Though most artists making prints in Hawaii are, by definition, artist-printmakers, several have sought the expanded ressources of the collaborative model. Their experiences suggest the variety of settings as well as divisions of labor and creative interaction which characterize these working relationships.

Helen Gilbert and Ken Bushnell return regularly to the Atelier Pousse Caillou in a small village in the south of France. Their collaboration with the master printer Luc Valdelièvre and his wife Perlette Attlan dates back twenty-some years, to a time when Valdelièvre was a young printer for another atelier in Paris – and one of the few printers who was comfortable working with a woman artist in the litho shop.

The current atelier, specializing in lithography and some relief printing and photo processes, has five presses which can accomodate a variety of images up to four by five feet. Gilbert, who prefers to work on stone rather than plates, will usually prepare maquettes or small models of the work she expects to produce during a stay at the studio. This gives the printer an idea of what she wants, but still allows her to change plans as the work develops.

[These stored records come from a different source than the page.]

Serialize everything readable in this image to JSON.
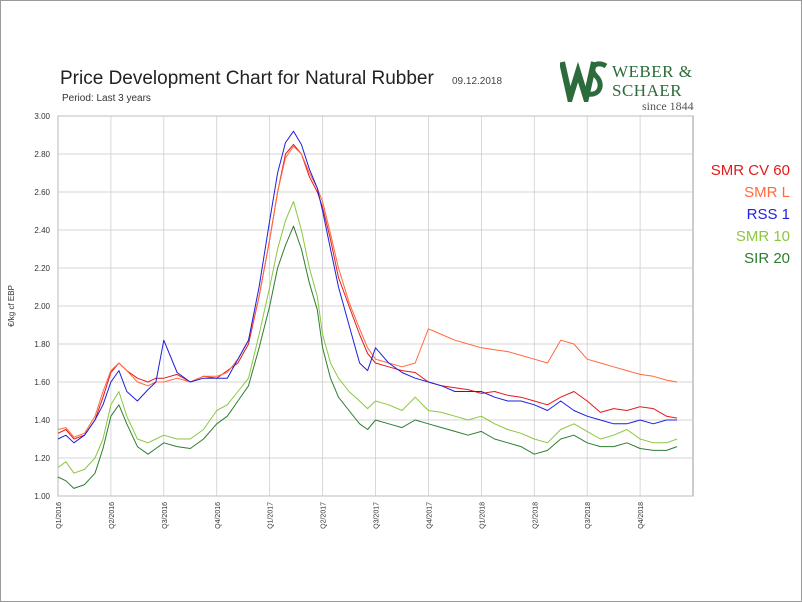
{
  "title": "Price Development Chart for Natural Rubber",
  "date": "09.12.2018",
  "subtitle": "Period: Last 3 years",
  "logo": {
    "line1": "WEBER &",
    "line2": "SCHAER",
    "line3": "since 1844",
    "mark": "WS",
    "color": "#2c6b3b"
  },
  "chart_data": {
    "type": "line",
    "ylabel": "€/kg cf EBP",
    "ylim": [
      1.0,
      3.0
    ],
    "yticks": [
      "1.00",
      "1.20",
      "1.40",
      "1.60",
      "1.80",
      "2.00",
      "2.20",
      "2.40",
      "2.60",
      "2.80",
      "3.00"
    ],
    "xticks": [
      "Q1/2016",
      "Q2/2016",
      "Q3/2016",
      "Q4/2016",
      "Q1/2017",
      "Q2/2017",
      "Q3/2017",
      "Q4/2017",
      "Q1/2018",
      "Q2/2018",
      "Q3/2018",
      "Q4/2018"
    ],
    "grid": true,
    "legend_position": "right",
    "x": [
      0,
      0.15,
      0.3,
      0.5,
      0.7,
      0.85,
      1.0,
      1.15,
      1.3,
      1.5,
      1.7,
      1.85,
      2.0,
      2.25,
      2.5,
      2.75,
      3.0,
      3.2,
      3.4,
      3.6,
      3.8,
      4.0,
      4.15,
      4.3,
      4.45,
      4.6,
      4.75,
      4.9,
      5.0,
      5.15,
      5.3,
      5.5,
      5.7,
      5.85,
      6.0,
      6.25,
      6.5,
      6.75,
      7.0,
      7.25,
      7.5,
      7.75,
      8.0,
      8.25,
      8.5,
      8.75,
      9.0,
      9.25,
      9.5,
      9.75,
      10.0,
      10.25,
      10.5,
      10.75,
      11.0,
      11.25,
      11.5,
      11.7
    ],
    "series": [
      {
        "name": "SMR CV 60",
        "color": "#e31a1c",
        "values": [
          1.33,
          1.35,
          1.3,
          1.32,
          1.4,
          1.52,
          1.65,
          1.7,
          1.66,
          1.62,
          1.6,
          1.62,
          1.62,
          1.64,
          1.6,
          1.63,
          1.62,
          1.66,
          1.7,
          1.8,
          2.05,
          2.35,
          2.6,
          2.8,
          2.85,
          2.8,
          2.68,
          2.6,
          2.52,
          2.35,
          2.15,
          2.0,
          1.85,
          1.75,
          1.7,
          1.68,
          1.66,
          1.65,
          1.6,
          1.58,
          1.57,
          1.56,
          1.54,
          1.55,
          1.53,
          1.52,
          1.5,
          1.48,
          1.52,
          1.55,
          1.5,
          1.44,
          1.46,
          1.45,
          1.47,
          1.46,
          1.42,
          1.41
        ]
      },
      {
        "name": "SMR L",
        "color": "#ff6a3d",
        "values": [
          1.35,
          1.36,
          1.31,
          1.33,
          1.42,
          1.55,
          1.66,
          1.7,
          1.66,
          1.6,
          1.58,
          1.6,
          1.6,
          1.62,
          1.6,
          1.63,
          1.63,
          1.65,
          1.72,
          1.82,
          2.05,
          2.35,
          2.6,
          2.78,
          2.84,
          2.8,
          2.7,
          2.62,
          2.55,
          2.38,
          2.2,
          2.02,
          1.88,
          1.78,
          1.72,
          1.7,
          1.68,
          1.7,
          1.88,
          1.85,
          1.82,
          1.8,
          1.78,
          1.77,
          1.76,
          1.74,
          1.72,
          1.7,
          1.82,
          1.8,
          1.72,
          1.7,
          1.68,
          1.66,
          1.64,
          1.63,
          1.61,
          1.6
        ]
      },
      {
        "name": "RSS 1",
        "color": "#1f1fdd",
        "values": [
          1.3,
          1.32,
          1.28,
          1.32,
          1.4,
          1.48,
          1.6,
          1.66,
          1.55,
          1.5,
          1.56,
          1.6,
          1.82,
          1.65,
          1.6,
          1.62,
          1.62,
          1.62,
          1.72,
          1.82,
          2.1,
          2.45,
          2.7,
          2.86,
          2.92,
          2.85,
          2.72,
          2.62,
          2.5,
          2.3,
          2.1,
          1.9,
          1.7,
          1.66,
          1.78,
          1.7,
          1.65,
          1.62,
          1.6,
          1.58,
          1.55,
          1.55,
          1.55,
          1.52,
          1.5,
          1.5,
          1.48,
          1.45,
          1.5,
          1.45,
          1.42,
          1.4,
          1.38,
          1.38,
          1.4,
          1.38,
          1.4,
          1.4
        ]
      },
      {
        "name": "SMR 10",
        "color": "#8dc63f",
        "values": [
          1.15,
          1.18,
          1.12,
          1.14,
          1.2,
          1.3,
          1.48,
          1.55,
          1.42,
          1.3,
          1.28,
          1.3,
          1.32,
          1.3,
          1.3,
          1.35,
          1.45,
          1.48,
          1.55,
          1.62,
          1.85,
          2.1,
          2.3,
          2.45,
          2.55,
          2.4,
          2.2,
          2.05,
          1.85,
          1.7,
          1.62,
          1.55,
          1.5,
          1.46,
          1.5,
          1.48,
          1.45,
          1.52,
          1.45,
          1.44,
          1.42,
          1.4,
          1.42,
          1.38,
          1.35,
          1.33,
          1.3,
          1.28,
          1.35,
          1.38,
          1.34,
          1.3,
          1.32,
          1.35,
          1.3,
          1.28,
          1.28,
          1.3
        ]
      },
      {
        "name": "SIR 20",
        "color": "#2e7d32",
        "values": [
          1.1,
          1.08,
          1.04,
          1.06,
          1.12,
          1.25,
          1.42,
          1.48,
          1.38,
          1.26,
          1.22,
          1.25,
          1.28,
          1.26,
          1.25,
          1.3,
          1.38,
          1.42,
          1.5,
          1.58,
          1.78,
          2.0,
          2.2,
          2.32,
          2.42,
          2.3,
          2.12,
          1.98,
          1.78,
          1.62,
          1.52,
          1.45,
          1.38,
          1.35,
          1.4,
          1.38,
          1.36,
          1.4,
          1.38,
          1.36,
          1.34,
          1.32,
          1.34,
          1.3,
          1.28,
          1.26,
          1.22,
          1.24,
          1.3,
          1.32,
          1.28,
          1.26,
          1.26,
          1.28,
          1.25,
          1.24,
          1.24,
          1.26
        ]
      }
    ]
  }
}
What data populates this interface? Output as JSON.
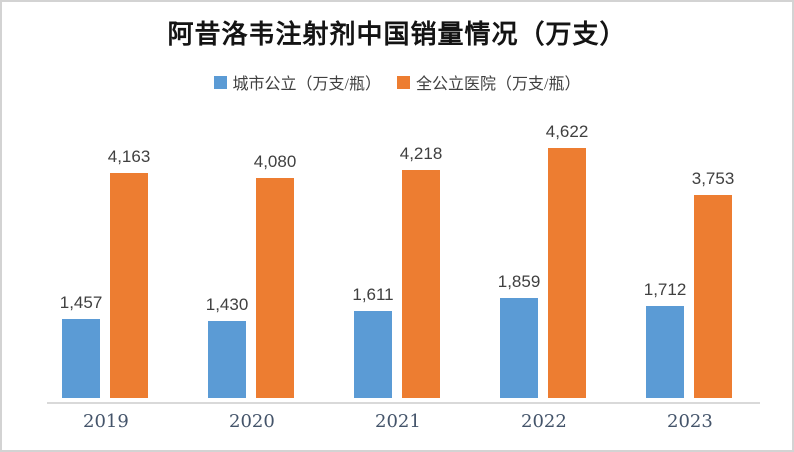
{
  "chart_data": {
    "type": "bar",
    "title": "阿昔洛韦注射剂中国销量情况（万支）",
    "categories": [
      "2019",
      "2020",
      "2021",
      "2022",
      "2023"
    ],
    "series": [
      {
        "name": "城市公立（万支/瓶）",
        "color": "#5B9BD5",
        "values": [
          1457,
          1430,
          1611,
          1859,
          1712
        ],
        "labels": [
          "1,457",
          "1,430",
          "1,611",
          "1,859",
          "1,712"
        ]
      },
      {
        "name": "全公立医院（万支/瓶）",
        "color": "#ED7D31",
        "values": [
          4163,
          4080,
          4218,
          4622,
          3753
        ],
        "labels": [
          "4,163",
          "4,080",
          "4,218",
          "4,622",
          "3,753"
        ]
      }
    ],
    "ylim": [
      0,
      5000
    ],
    "grid": false,
    "value_labels": true,
    "legend_position": "top",
    "axis_line_color": "#D9D9D9",
    "category_label_color": "#44546A",
    "value_label_color": "#404040",
    "frame_border_color": "#D3D3D3"
  }
}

On site, Gilbert will work on prepared stones and establishes ongoing supervision as the stones are etched and proofed and as colors are mixed and tested. A typical print may involve five sperate passes, with the color range augmented with rainbow rolls. Each visit of four to six weeks will produce three to four editions of twenty to thirty prints each (though some editions go up to fifty). Atelier Pousse Caillou maintains a gallery in conjunction with the production shop, and assists with the shipping of work back to artists and galleries.